Financial and tax experts have warned that government’s proposed new taxes may easily be legally challenged since they are unfair and discriminative.

They also said that the reasons given for banning importation of second hand cars are satisfactory.

Francis Kamulegeya, Director of Accounting and Audit at Pricewaterhouse Coopers (PwC) told the Parliamnetary committee on Finance that the tax proposals are only aimed at exploiting the public.

Kamulegeya appeared before the committee on Monday with a team of auditors from PwC to present their views on the proposed tax amendments ahead of the reading of the 2018/2019 National Budget.

Kamulegeya for instance said that taxing mobile money transactions is them is discriminative, unfair and breaks all rules of taxation.

He said, the Shs 115bn that government anticipates to collect in taxes on mobile money is untenable since figures from Bank of Uganda indicate that Shs 54 trillion was transacted in 2017.

He said that if Government’s objective is to take 1% out of Shs 54Trn, as value of transactions of mobile money transactions, then this puts the figure to be collected at potentially Shs 540bn.

In the Tax Amendments Bill tabled in Parliament by the State Minister for Planning David Bahati, government is introducing a 1% excise duty on mobile money transactions which is expected to fetch Shs 115bn.

Kamulegeya also argued that the proposed tax will impose a very heavy burden on Ugandans and that is why the projection of the amount to be collected is being understated as Shs 115bn yet in reality it will be over Shs 500bn.
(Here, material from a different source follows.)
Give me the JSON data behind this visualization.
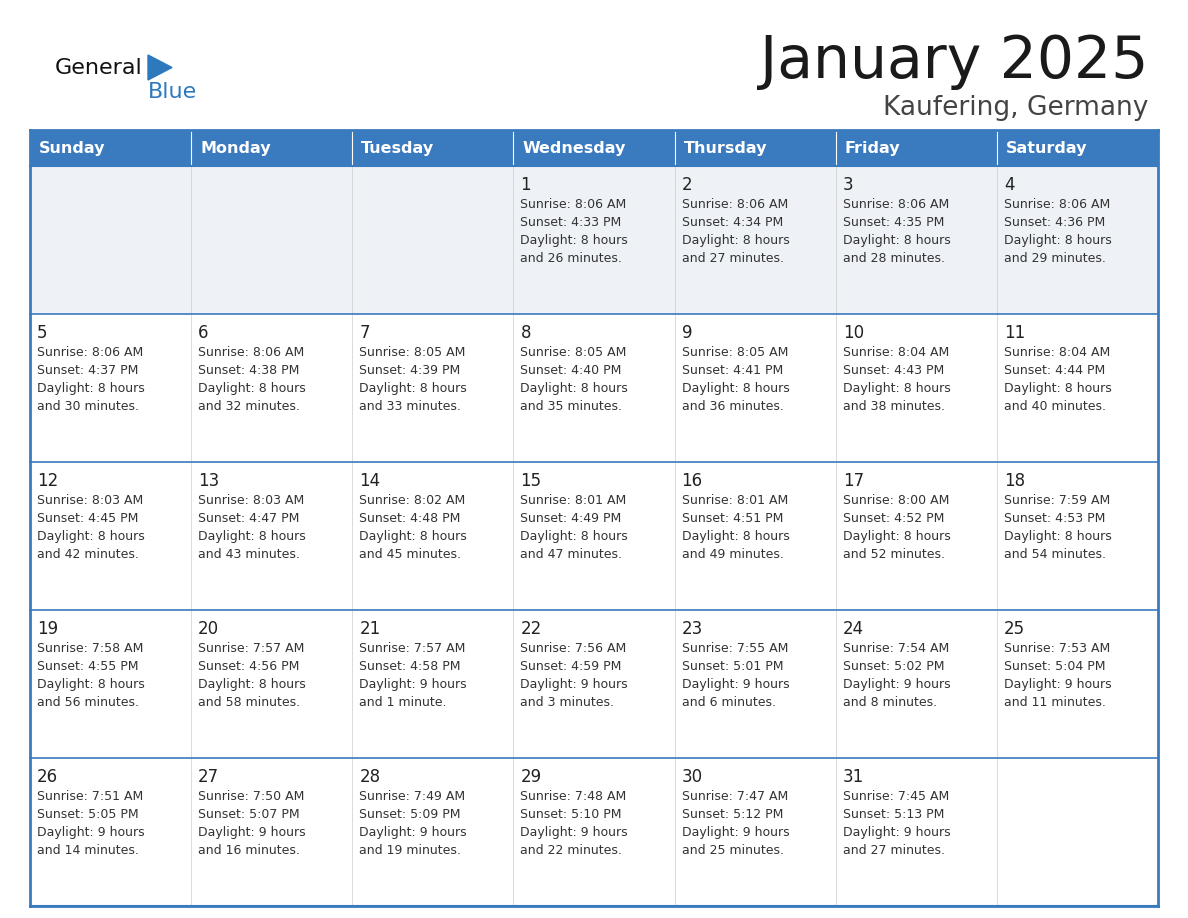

He criticised the move saying it is wrong for government to simply impose a tax just because money is moving from one place to another noting that an economy is grown by encouraging economic activity and by encouraging people to transact.

He said that this particular tax is destructive to the economy like Uganda’s where efforts are being made to encourage financial inclusion.
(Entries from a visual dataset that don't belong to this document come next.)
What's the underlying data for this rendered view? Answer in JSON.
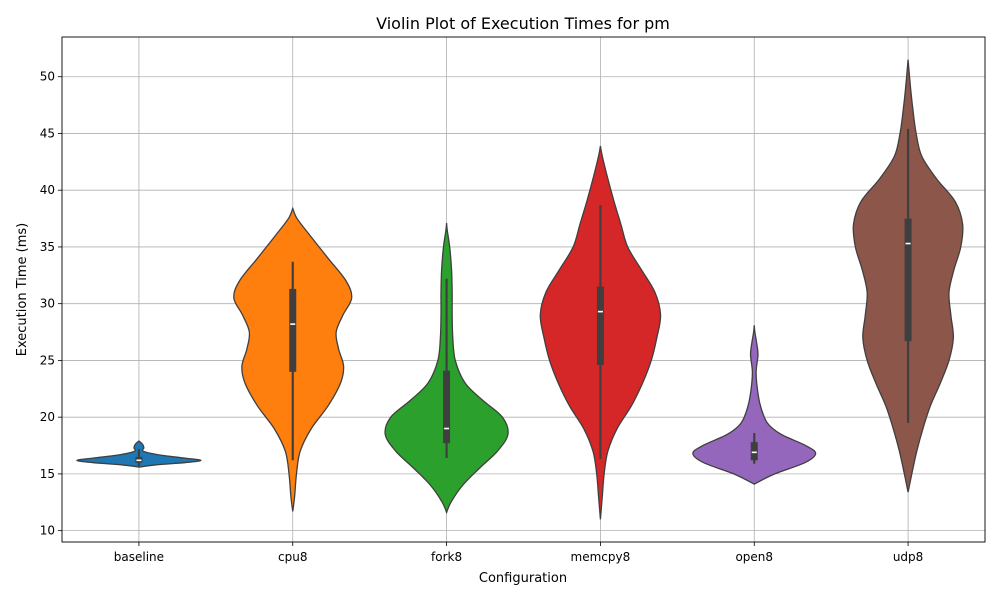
{
  "chart_data": {
    "type": "violin",
    "title": "Violin Plot of Execution Times for pm",
    "xlabel": "Configuration",
    "ylabel": "Execution Time (ms)",
    "ylim": [
      9,
      53.5
    ],
    "yticks": [
      10,
      15,
      20,
      25,
      30,
      35,
      40,
      45,
      50
    ],
    "grid": true,
    "categories": [
      "baseline",
      "cpu8",
      "fork8",
      "memcpy8",
      "open8",
      "udp8"
    ],
    "colors": [
      "#1f77b4",
      "#ff7f0e",
      "#2ca02c",
      "#d62728",
      "#9467bd",
      "#8c564b"
    ],
    "series": [
      {
        "category": "baseline",
        "box": {
          "q1": 16.0,
          "median": 16.2,
          "q3": 16.5,
          "whisker_low": 15.7,
          "whisker_high": 17.2
        },
        "density": [
          [
            15.6,
            0.0
          ],
          [
            15.8,
            0.28
          ],
          [
            16.0,
            0.75
          ],
          [
            16.2,
            1.0
          ],
          [
            16.4,
            0.72
          ],
          [
            16.7,
            0.3
          ],
          [
            17.0,
            0.07
          ],
          [
            17.3,
            0.08
          ],
          [
            17.6,
            0.06
          ],
          [
            17.9,
            0.0
          ]
        ]
      },
      {
        "category": "cpu8",
        "box": {
          "q1": 24.0,
          "median": 28.2,
          "q3": 31.3,
          "whisker_low": 16.2,
          "whisker_high": 33.7
        },
        "density": [
          [
            11.7,
            0.0
          ],
          [
            13.0,
            0.03
          ],
          [
            15.0,
            0.06
          ],
          [
            17.0,
            0.12
          ],
          [
            19.0,
            0.3
          ],
          [
            21.0,
            0.57
          ],
          [
            23.0,
            0.77
          ],
          [
            24.5,
            0.82
          ],
          [
            26.0,
            0.74
          ],
          [
            27.5,
            0.7
          ],
          [
            29.0,
            0.81
          ],
          [
            30.5,
            0.95
          ],
          [
            32.0,
            0.86
          ],
          [
            34.0,
            0.57
          ],
          [
            36.0,
            0.28
          ],
          [
            37.5,
            0.07
          ],
          [
            38.4,
            0.0
          ]
        ]
      },
      {
        "category": "fork8",
        "box": {
          "q1": 17.7,
          "median": 19.0,
          "q3": 24.1,
          "whisker_low": 16.4,
          "whisker_high": 32.2
        },
        "density": [
          [
            11.6,
            0.0
          ],
          [
            12.5,
            0.07
          ],
          [
            14.0,
            0.26
          ],
          [
            15.5,
            0.53
          ],
          [
            17.0,
            0.82
          ],
          [
            18.5,
            0.99
          ],
          [
            20.0,
            0.9
          ],
          [
            21.5,
            0.58
          ],
          [
            23.0,
            0.3
          ],
          [
            25.0,
            0.14
          ],
          [
            27.0,
            0.1
          ],
          [
            29.0,
            0.09
          ],
          [
            31.0,
            0.09
          ],
          [
            33.0,
            0.08
          ],
          [
            35.0,
            0.05
          ],
          [
            36.5,
            0.01
          ],
          [
            37.1,
            0.0
          ]
        ]
      },
      {
        "category": "memcpy8",
        "box": {
          "q1": 24.6,
          "median": 29.3,
          "q3": 31.5,
          "whisker_low": 16.3,
          "whisker_high": 38.7
        },
        "density": [
          [
            11.0,
            0.0
          ],
          [
            13.0,
            0.03
          ],
          [
            15.0,
            0.06
          ],
          [
            17.0,
            0.12
          ],
          [
            19.0,
            0.27
          ],
          [
            21.0,
            0.5
          ],
          [
            23.0,
            0.68
          ],
          [
            25.0,
            0.82
          ],
          [
            27.0,
            0.91
          ],
          [
            29.0,
            0.97
          ],
          [
            31.0,
            0.88
          ],
          [
            33.0,
            0.66
          ],
          [
            35.0,
            0.44
          ],
          [
            37.0,
            0.33
          ],
          [
            39.0,
            0.22
          ],
          [
            41.0,
            0.12
          ],
          [
            43.0,
            0.03
          ],
          [
            43.9,
            0.0
          ]
        ]
      },
      {
        "category": "open8",
        "box": {
          "q1": 16.2,
          "median": 16.9,
          "q3": 17.8,
          "whisker_low": 15.9,
          "whisker_high": 18.6
        },
        "density": [
          [
            14.1,
            0.0
          ],
          [
            15.0,
            0.33
          ],
          [
            16.0,
            0.82
          ],
          [
            16.8,
            0.99
          ],
          [
            17.5,
            0.83
          ],
          [
            18.5,
            0.43
          ],
          [
            19.5,
            0.21
          ],
          [
            21.0,
            0.1
          ],
          [
            22.5,
            0.05
          ],
          [
            24.0,
            0.03
          ],
          [
            25.5,
            0.06
          ],
          [
            26.5,
            0.04
          ],
          [
            27.5,
            0.01
          ],
          [
            28.1,
            0.0
          ]
        ]
      },
      {
        "category": "udp8",
        "box": {
          "q1": 26.7,
          "median": 35.3,
          "q3": 37.5,
          "whisker_low": 19.5,
          "whisker_high": 45.4
        },
        "density": [
          [
            13.4,
            0.0
          ],
          [
            15.0,
            0.06
          ],
          [
            17.0,
            0.14
          ],
          [
            19.0,
            0.24
          ],
          [
            21.0,
            0.36
          ],
          [
            23.0,
            0.52
          ],
          [
            25.0,
            0.66
          ],
          [
            27.0,
            0.73
          ],
          [
            29.0,
            0.69
          ],
          [
            31.0,
            0.66
          ],
          [
            33.0,
            0.74
          ],
          [
            35.0,
            0.85
          ],
          [
            37.0,
            0.88
          ],
          [
            39.0,
            0.76
          ],
          [
            41.0,
            0.46
          ],
          [
            43.0,
            0.22
          ],
          [
            45.0,
            0.13
          ],
          [
            47.0,
            0.08
          ],
          [
            49.0,
            0.04
          ],
          [
            51.5,
            0.0
          ]
        ]
      }
    ]
  }
}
“You grow an economy by discouraging putting the money under the mattress, in pots or wherever, but to be in a feasible monetary economy and increased velocity,” Kamulegeya told the MPs.

“You want money to move as fast and quickly, whenever it is moving, it is adding value, wealth and income,” he added.

He warned that if government is going to tax the same money simply because it is moving, then the state is actually taking away from the economy.

“The 1% tax violates all the principles of taxation in the sense that; it is not fair as it applies on the same money so many times. It isn’t equitable as it applies on every one regardless of their ability to pay. It is discriminative since it applies only on mobile money transactions and not on bank transactions,” Kamulegeya said.

“It may sound like a windfall tax to collect, but it breaks all rules relating to taxation,” he added.
He further argued that the tax to be levied on mobile money transactions has already been subjected to tax when it was earned as Pay As You Earn (PAYE) or corporation tax paid by businesses.

Kamulegeya warned Parliament against passing the tax proposal on Mobile money saying it risks being challenged in courts of law.

“It is a wrong tax, discriminatory and without being a prophet of doom, I think there will be potential possibility of challenging its constitutionality,” Kamulegeya said.

According to Price Waterhouse Coopers, data available from telecom companies shows that Uganda has 24 million users of the mobile money facility.